Wrong!
'The Pirates made nearly $29.4 million in 2007 and 2008, according to team financial documents, years that were part of a streak of futility that has now reached 18 straight losing seasons. The team's ownership also paid its partners $20.4 million in 2008.
The documents offer a rare peek inside a team that made money by getting slightly less than half its income (about $70 million) from MLB sources -- including revenue sharing, network TV, major league merchandise sales and MLB's website. The team also held down costs, keeping player salaries near the bottom of the National League, shedding pricier talent and hoping that untested prospects would blossom.
...
"The numbers indicate why people are suspecting they're taking money from baseball and keeping it -- they don't spend it on the players," said David Berri, president of the North American Association of Sports Economists and the author of two books detailing the relationship between finances and winning. "Teams have a choice. They can seek to maximize winning, what the Yankees do, or you can be the Pirates and make as much money as you can in your market. The Pirates aren't trying to win."'
The full story at ESPN here.
The Pirates claim there is nothing nefarious in their financial practices. Nefarious? No. That's the wrong word. Indifferent is the word. Indifferent to the fans. And indifferent to even the mere notion of winning.
ESPN reports that the Pirates 2010 opening day payroll was just $2 million more than their opening day payroll in 1992. An increase of only two million dollars in 18 years would be bad enough, particularly given that baseball inflation is to regular inflation as dog years are to people years.
But according to the Baseball Archive database, the Pirates 1992 outlay was $36,228,647.00 and according to CBS Sports, the 2010 payroll was $34,943,000.00, actually about $1.3 million less than it was in 1992.
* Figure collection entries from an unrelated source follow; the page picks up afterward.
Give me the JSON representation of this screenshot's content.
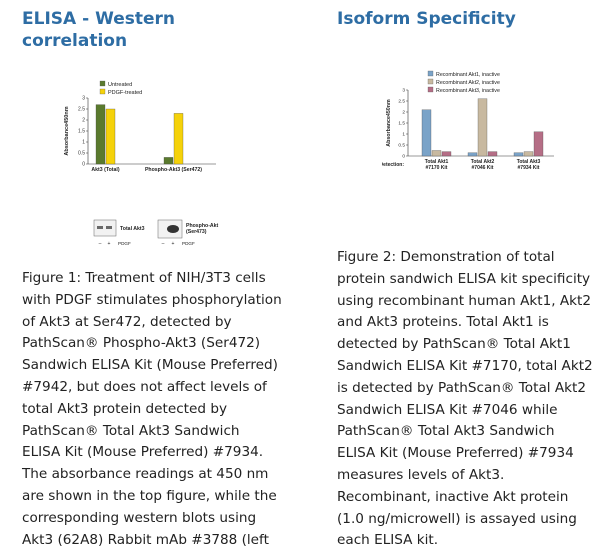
{
  "left": {
    "title_lines": [
      "ELISA - Western",
      "correlation"
    ],
    "caption_lines": [
      "Figure 1: Treatment of NIH/3T3 cells",
      "with PDGF stimulates phosphorylation",
      "of Akt3 at Ser472, detected by",
      "PathScan® Phospho-Akt3 (Ser472)",
      "Sandwich ELISA Kit (Mouse Preferred)",
      "#7942, but does not affect levels of",
      "total Akt3 protein detected by",
      "PathScan® Total Akt3 Sandwich",
      "ELISA Kit (Mouse Preferred) #7934.",
      "The absorbance readings at 450 nm",
      "are shown in the top figure, while the",
      "corresponding western blots using",
      "Akt3 (62A8) Rabbit mAb #3788 (left"
    ],
    "blot": {
      "labels": [
        "Total Akt3",
        "Phospho-Akt\n(Ser473)"
      ],
      "lane_labels": [
        "–",
        "+",
        "PDGF"
      ]
    }
  },
  "right": {
    "title": "Isoform Specificity",
    "caption_lines": [
      "Figure 2: Demonstration of total",
      "protein sandwich ELISA kit specificity",
      "using recombinant human Akt1, Akt2",
      "and Akt3 proteins. Total Akt1 is",
      "detected by PathScan® Total Akt1",
      "Sandwich ELISA Kit #7170, total Akt2",
      "is detected by PathScan® Total Akt2",
      "Sandwich ELISA Kit #7046 while",
      "PathScan® Total Akt3 Sandwich",
      "ELISA Kit (Mouse Preferred) #7934",
      "measures levels of Akt3.",
      "Recombinant, inactive Akt protein",
      "(1.0 ng/microwell) is assayed using",
      "each ELISA kit."
    ]
  },
  "chart_data": [
    {
      "type": "bar",
      "title": "",
      "ylabel": "Absorbance450nm",
      "categories": [
        "Akt3 (Total)",
        "Phospho-Akt3 (Ser472)"
      ],
      "series": [
        {
          "name": "Untreated",
          "values": [
            2.7,
            0.3
          ],
          "color": "#5a7a2e"
        },
        {
          "name": "PDGF-treated",
          "values": [
            2.5,
            2.3
          ],
          "color": "#f5d20a"
        }
      ],
      "ylim": [
        0,
        3
      ],
      "yticks": [
        "0",
        "0.5",
        "1",
        "1.5",
        "2",
        "2.5",
        "3"
      ],
      "legend": "top"
    },
    {
      "type": "bar",
      "title": "",
      "ylabel": "Absorbance450nm",
      "xlabel": "Detection:",
      "categories": [
        "Total Akt1\n#7170 Kit",
        "Total Akt2\n#7046 Kit",
        "Total Akt3\n#7934 Kit"
      ],
      "series": [
        {
          "name": "Recombinant Akt1, inactive",
          "values": [
            2.1,
            0.15,
            0.15
          ],
          "color": "#7aa3c8"
        },
        {
          "name": "Recombinant Akt2, inactive",
          "values": [
            0.25,
            2.6,
            0.2
          ],
          "color": "#c8b9a0"
        },
        {
          "name": "Recombinant Akt3, inactive",
          "values": [
            0.2,
            0.2,
            1.1
          ],
          "color": "#b56e86"
        }
      ],
      "ylim": [
        0,
        3
      ],
      "yticks": [
        "0",
        "0.5",
        "1",
        "1.5",
        "2",
        "2.5",
        "3"
      ],
      "legend": "top"
    }
  ]
}
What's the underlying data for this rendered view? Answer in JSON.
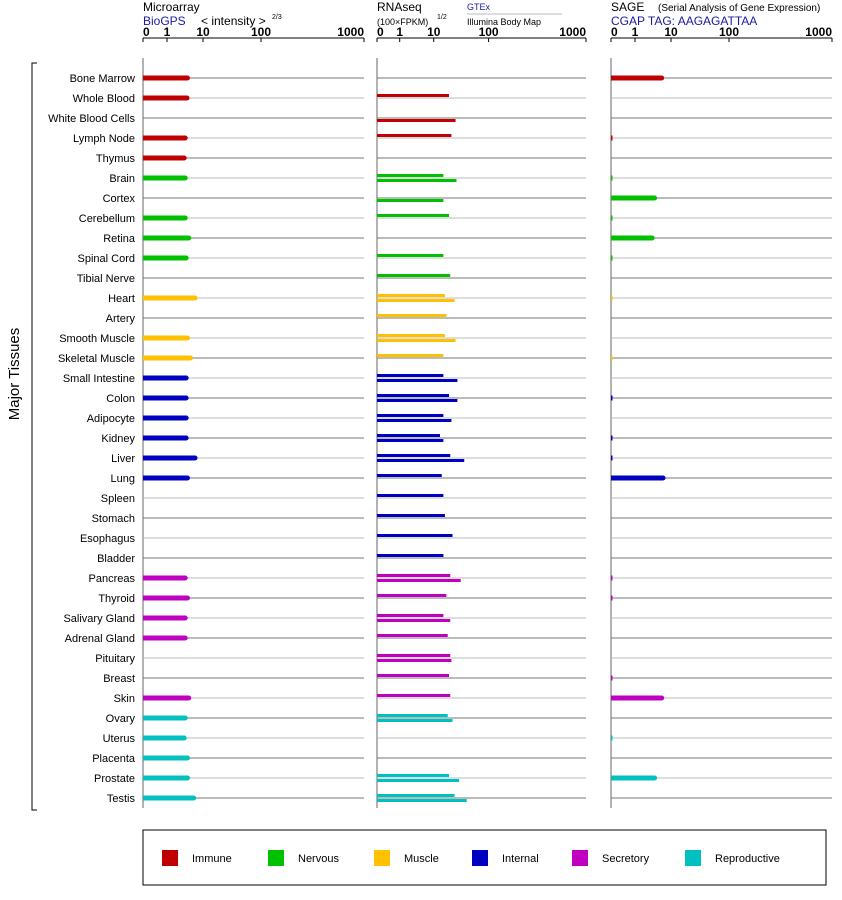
{
  "chart_data": {
    "type": "bar",
    "y_axis_title": "Major Tissues",
    "x_ticks": [
      "0",
      "1",
      "10",
      "100",
      "1000"
    ],
    "panels": [
      {
        "id": "microarray",
        "title": "Microarray",
        "subtitle": "BioGPS",
        "note": "< intensity >",
        "note_power": "2/3",
        "xlim": [
          0,
          1000
        ],
        "scale": "log",
        "series": [
          {
            "name": "BioGPS",
            "values": [
              3.7,
              3.6,
              null,
              3.2,
              3.0,
              3.2,
              null,
              3.2,
              4.0,
              3.4,
              null,
              6.0,
              null,
              3.7,
              4.5,
              3.4,
              3.4,
              3.4,
              3.4,
              6.0,
              3.7,
              null,
              null,
              null,
              null,
              3.2,
              3.7,
              3.2,
              3.2,
              null,
              null,
              4.0,
              3.2,
              3.0,
              3.7,
              3.7,
              5.5
            ]
          }
        ]
      },
      {
        "id": "rnaseq",
        "title": "RNAseq",
        "note": "(100×FPKM)",
        "note_power": "1/2",
        "legend_top": "GTEx",
        "legend_bottom": "Illumina Body Map",
        "xlim": [
          0,
          1000
        ],
        "scale": "log",
        "series": [
          {
            "name": "GTEx",
            "values": [
              null,
              19,
              null,
              21,
              null,
              15,
              null,
              19,
              null,
              15,
              20,
              16,
              17,
              16,
              15,
              15,
              19,
              15,
              13,
              20,
              14,
              15,
              16,
              22,
              15,
              20,
              17,
              15,
              18,
              20,
              19,
              20,
              18,
              null,
              null,
              19,
              24
            ]
          },
          {
            "name": "Illumina Body Map",
            "values": [
              null,
              null,
              25,
              null,
              null,
              26,
              15,
              null,
              null,
              null,
              null,
              24,
              null,
              25,
              null,
              27,
              27,
              21,
              15,
              36,
              null,
              null,
              null,
              null,
              null,
              31,
              null,
              20,
              null,
              21,
              null,
              null,
              22,
              null,
              null,
              29,
              40
            ]
          }
        ]
      },
      {
        "id": "sage",
        "title": "SAGE",
        "note": "(Serial Analysis of Gene Expression)",
        "subtitle": "CGAP  TAG: AAGAGATTAA",
        "xlim": [
          0,
          1000
        ],
        "scale": "log",
        "series": [
          {
            "name": "SAGE",
            "values": [
              5.5,
              null,
              null,
              0.05,
              null,
              0.05,
              3.5,
              0.05,
              3.0,
              0.05,
              null,
              0.02,
              null,
              null,
              0.02,
              null,
              0.05,
              null,
              0.05,
              0.05,
              6.0,
              null,
              null,
              null,
              null,
              0.05,
              0.05,
              null,
              null,
              null,
              0.05,
              5.5,
              null,
              0.05,
              null,
              3.5,
              null
            ]
          }
        ]
      }
    ],
    "tissues": [
      {
        "label": "Bone Marrow",
        "group": "immune"
      },
      {
        "label": "Whole Blood",
        "group": "immune"
      },
      {
        "label": "White Blood Cells",
        "group": "immune"
      },
      {
        "label": "Lymph Node",
        "group": "immune"
      },
      {
        "label": "Thymus",
        "group": "immune"
      },
      {
        "label": "Brain",
        "group": "nervous"
      },
      {
        "label": "Cortex",
        "group": "nervous"
      },
      {
        "label": "Cerebellum",
        "group": "nervous"
      },
      {
        "label": "Retina",
        "group": "nervous"
      },
      {
        "label": "Spinal Cord",
        "group": "nervous"
      },
      {
        "label": "Tibial Nerve",
        "group": "nervous"
      },
      {
        "label": "Heart",
        "group": "muscle"
      },
      {
        "label": "Artery",
        "group": "muscle"
      },
      {
        "label": "Smooth Muscle",
        "group": "muscle"
      },
      {
        "label": "Skeletal Muscle",
        "group": "muscle"
      },
      {
        "label": "Small Intestine",
        "group": "internal"
      },
      {
        "label": "Colon",
        "group": "internal"
      },
      {
        "label": "Adipocyte",
        "group": "internal"
      },
      {
        "label": "Kidney",
        "group": "internal"
      },
      {
        "label": "Liver",
        "group": "internal"
      },
      {
        "label": "Lung",
        "group": "internal"
      },
      {
        "label": "Spleen",
        "group": "internal"
      },
      {
        "label": "Stomach",
        "group": "internal"
      },
      {
        "label": "Esophagus",
        "group": "internal"
      },
      {
        "label": "Bladder",
        "group": "internal"
      },
      {
        "label": "Pancreas",
        "group": "secretory"
      },
      {
        "label": "Thyroid",
        "group": "secretory"
      },
      {
        "label": "Salivary Gland",
        "group": "secretory"
      },
      {
        "label": "Adrenal Gland",
        "group": "secretory"
      },
      {
        "label": "Pituitary",
        "group": "secretory"
      },
      {
        "label": "Breast",
        "group": "secretory"
      },
      {
        "label": "Skin",
        "group": "secretory"
      },
      {
        "label": "Ovary",
        "group": "reproductive"
      },
      {
        "label": "Uterus",
        "group": "reproductive"
      },
      {
        "label": "Placenta",
        "group": "reproductive"
      },
      {
        "label": "Prostate",
        "group": "reproductive"
      },
      {
        "label": "Testis",
        "group": "reproductive"
      }
    ],
    "legend": [
      {
        "key": "immune",
        "label": "Immune",
        "color": "#c00000"
      },
      {
        "key": "nervous",
        "label": "Nervous",
        "color": "#00c000"
      },
      {
        "key": "muscle",
        "label": "Muscle",
        "color": "#ffc000"
      },
      {
        "key": "internal",
        "label": "Internal",
        "color": "#0000c0"
      },
      {
        "key": "secretory",
        "label": "Secretory",
        "color": "#c000c0"
      },
      {
        "key": "reproductive",
        "label": "Reproductive",
        "color": "#00c0c0"
      }
    ],
    "legend_placement": "bottom",
    "grid": true
  }
}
The 1992 Pirates were right in step with MLB. I've taken a look at the salaries of all the teams currently in first place (except Tampa Bay, which franchise didn't exist the last time the Pirates posted a winning record, so I substituted the second place New York Yankees for them in the AL East.) Read 'em and weep:
Yankees 1992 Payroll = $ 34,902,292.00
Yankees 2010 Payroll = $206,333,389.00
Minnesota Twins 1992 Payroll = $27,272,834.00
Minnesota Twins 2010 Payroll = $97,559,167.00
Texas Rangers 1992 Payroll = $26,228,500.00
Texas Rangers 2010 Payroll = $55,250,545.00
Atlanta Braves 1992 Payroll = $35,853,321.00
Atlanta Braves 2010 Payroll = $84,423,667.00
Cincinnati Reds 1992 Payroll = $35,429,559.00
Cincinnati Reds 2010 Payroll = $72,386,544.00
San Diego Padres 1992 Payroll = $27,689,604.00
San Diego Padres 2010 Payroll = $37,799,300.00
Except for the Padres, every one of those teams at least doubled their 1992 salary outlay. As to the Padres, every couple of seasons, some freak accident of a team with a tiny payroll and with a rabbit's foot up their collective butts comes along and contends. Meet the 2010 Padres. Sames as the 2003 Marlins. Or the 2008 Tampa Bay Rays. And every time it happens, it sends the Pirates talking heads into a frenzy of denial. Denial that good players come at a price and, most of the time, the teams willing to pay that price end up playing meaningful games in September.
Beyond which, the Pirates never are the Marlins or Rays or Padres.
In baseball, as in life, most of the time you get what you pay for. And what fans get is what the Nuttings want to pay for. A team that, even if they were to win every game remaining on their schedule, would post their 18th consecutive losing record, an organization that is unmoved by years of losing and impervious to ridicule, so long as the money rolls in.